This is an important issue for CO2 and the Greenhouse effect.
There are crucial differences between coincidence, correlation and causation these are vitally important to understand in the context of the Anointed's assertion: 'Anthropogenic emissions cause Climate Change', or put in more scientific language used by the IPCC 'The radiative forcing of CO2 increase since pre-industrial times is almost entirely responsible for observed waarming and will, if CO2 levels double (to 554ppm) cause surface temperaaturre to rise by between 2.5⁰C and 4⁰C.
Coincidence is a remarkable concurrence of events or circumstances that have no apparent causal connection with one another. From a statistical perspective, coincidences are inevitable and often less remarkable than they may appear at first glance. The coincidence remarked upon by Hansen and Bolin (see page 'What is Climate Change?') was that in the 70s, the temperature rise from pre-industrial times coincided with a rise in the level of CO2 in the atmosphere.

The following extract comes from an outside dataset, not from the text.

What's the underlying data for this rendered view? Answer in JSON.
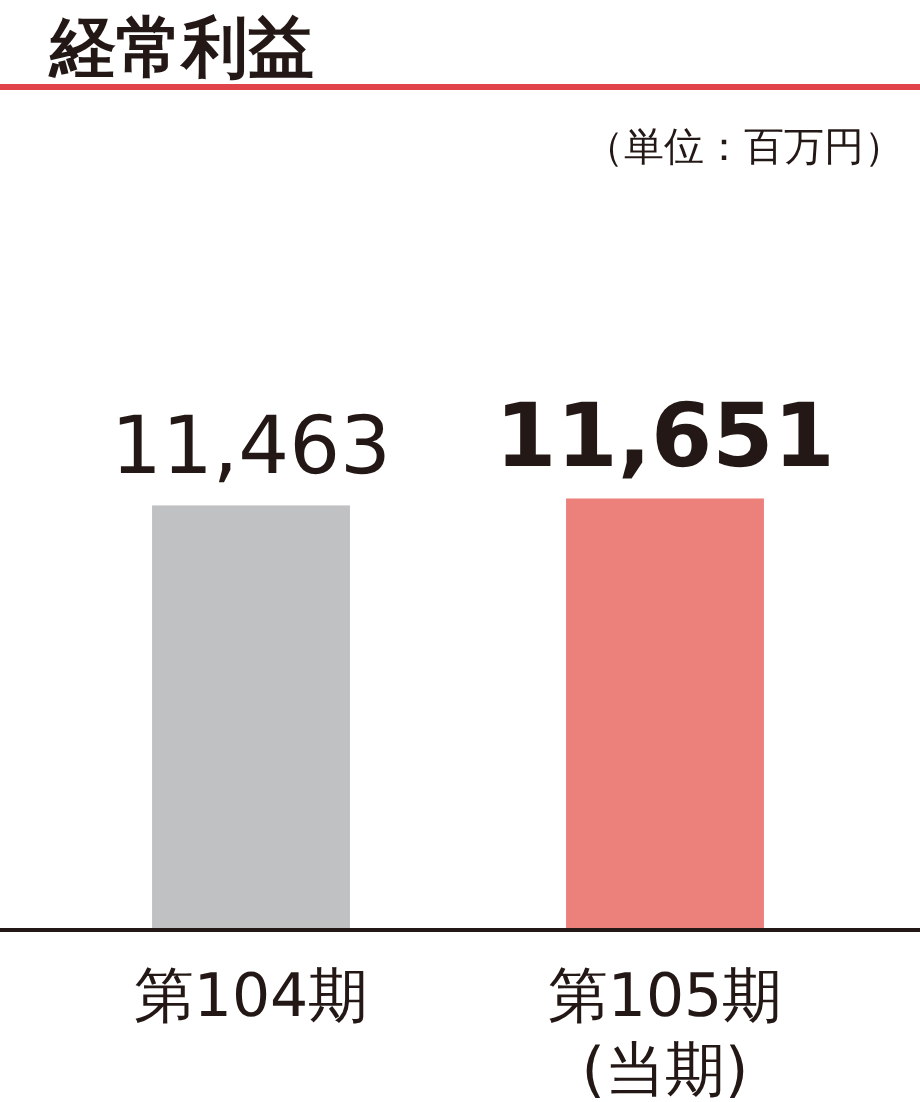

Correlation is a statistical relationship, whether causal or not, between two random variables or bivariate data. Although in the broadest sense, "correlation" may indicate any type of association, in statistics it usually refers to the degree to which a pair of variables are linearly related. Correlations are useful because they can indicate a predictive relationship that can be exploited in practice. However, in general, the presence of high correlation is not sufficient to infer the presence of a causal relationship (i.e., correlation does not imply causation). In statistics, the level of correlation is enumerated by use of a correlation coefficient. The most common of these is the Pearson correlation coefficient, which is sensitive to linear relationships between two variables.
The statistical determination of the correlation (Pearson correlation coefficient) between temperature rise and the increase in CO2 is poor.
Coincidence does not imply causation in any circumstances
Very high correlation accompanied by a valid mechanism may well imply causation although, until experimentally deomonstrated or observationally confirmed, causation is not proven.
Considering how these requirements for causation apply in the two cases considered here:
At the fundamental level, the models of the Anointed (a logarithmic Arrhenius type response bolstered significaltly by the 'sensitivity' argument) are based on a coincidence.
The mechanism devised by Anointed modellers around the enhanced Greenhouse effect (as amplified) have so little correlation with reality (observed temperature variations) that the devised mechanism cannot possibly be valid.
This means this coincidence generated theory must be rejected in any proper scientific world - the models are bst described as a mere expression of a fiction from the assumed moral high position of the Climate Change Anointed. In the words of Thomas Sowell, 'they are based on a flawed, utopian vision of how things should be rather than empirical evidence and practical consequences of how things are in the real world'.
A way of thinking about the output of the Cardinal Model is that it results from the statistical practice of variance minimisation and therefore finds where correlation is very high - near perfect.
The empirically derived tanh(CO2) relationship is therefore the relationship where correlation is near perfect.
That enhanced Greenhouse effect (due to increased atmospheric CO2) is the actual operating mechanism is not proven by this perfect correlation. There may well be another explanation: the observed enhancement of the total Greenhouse effect may actually be caused by a different mechanism that also leads to increasing CO2.
However, that the Greenhouse effect is real is beyond contention so there is a high probability that the proposed mechanism is the underlying fundamental mechanism.
I can understand, qualitatively, how the tanh(CO2) relationship comes about: before saturation occurs the increase in Greenhouse effect will be marked as concentration increase. As progressively more CO2 absorption peaks achieve saturation, the only increase in absorption occurs in the broadening/overlap zone. I can even see a way to theoreticall prove a tanh() relationship for Clear Skies conditions. However, the complexities of Real Skies conditions makes any comprehensive theoretical approach impossible.
The Cardinal model gets around this theoretical hurdle by using empirical parameters to match the observed situation to CO2 (and others) concentration.
While not validating vibrational rotational absorption as the only mechanism, it is highly suggestive - certainly very much better than the coincidental observation that temperatures have increase and so has carbon dioxide that underpins the models of the Anointed.
CO2 is evenly distributed throughout the atmosphere with little geographic or altitudinal variation. The Global Monitoring Laboratory (Mauna Loa Laboratory, Hawaii) reports local CO2 and global average CO2. The Cardinal model uses the global average and there is a difference of up to 3ppm in the difference between global and local. However, the annual seasonality follows very similar trends. As noted, the Greenhouse Effect is, to a human observer, instantaneous. Therefore, even allowing for a degree of latency, the monthly temperatures should respond to the monthly variations in CO2.
This and other phenomena are discussed in following pages: Seasonality, Geographic Variability, Temperature Spikes & Longer-term.
However, this and other evidence suggests that there is a major effect of causality in the other direction: increasing temperatures cause increasing CO2.
The conclusions of the Cardinal model suggest such a small increment to the total Greenhouse effect that it may well be the causal direction.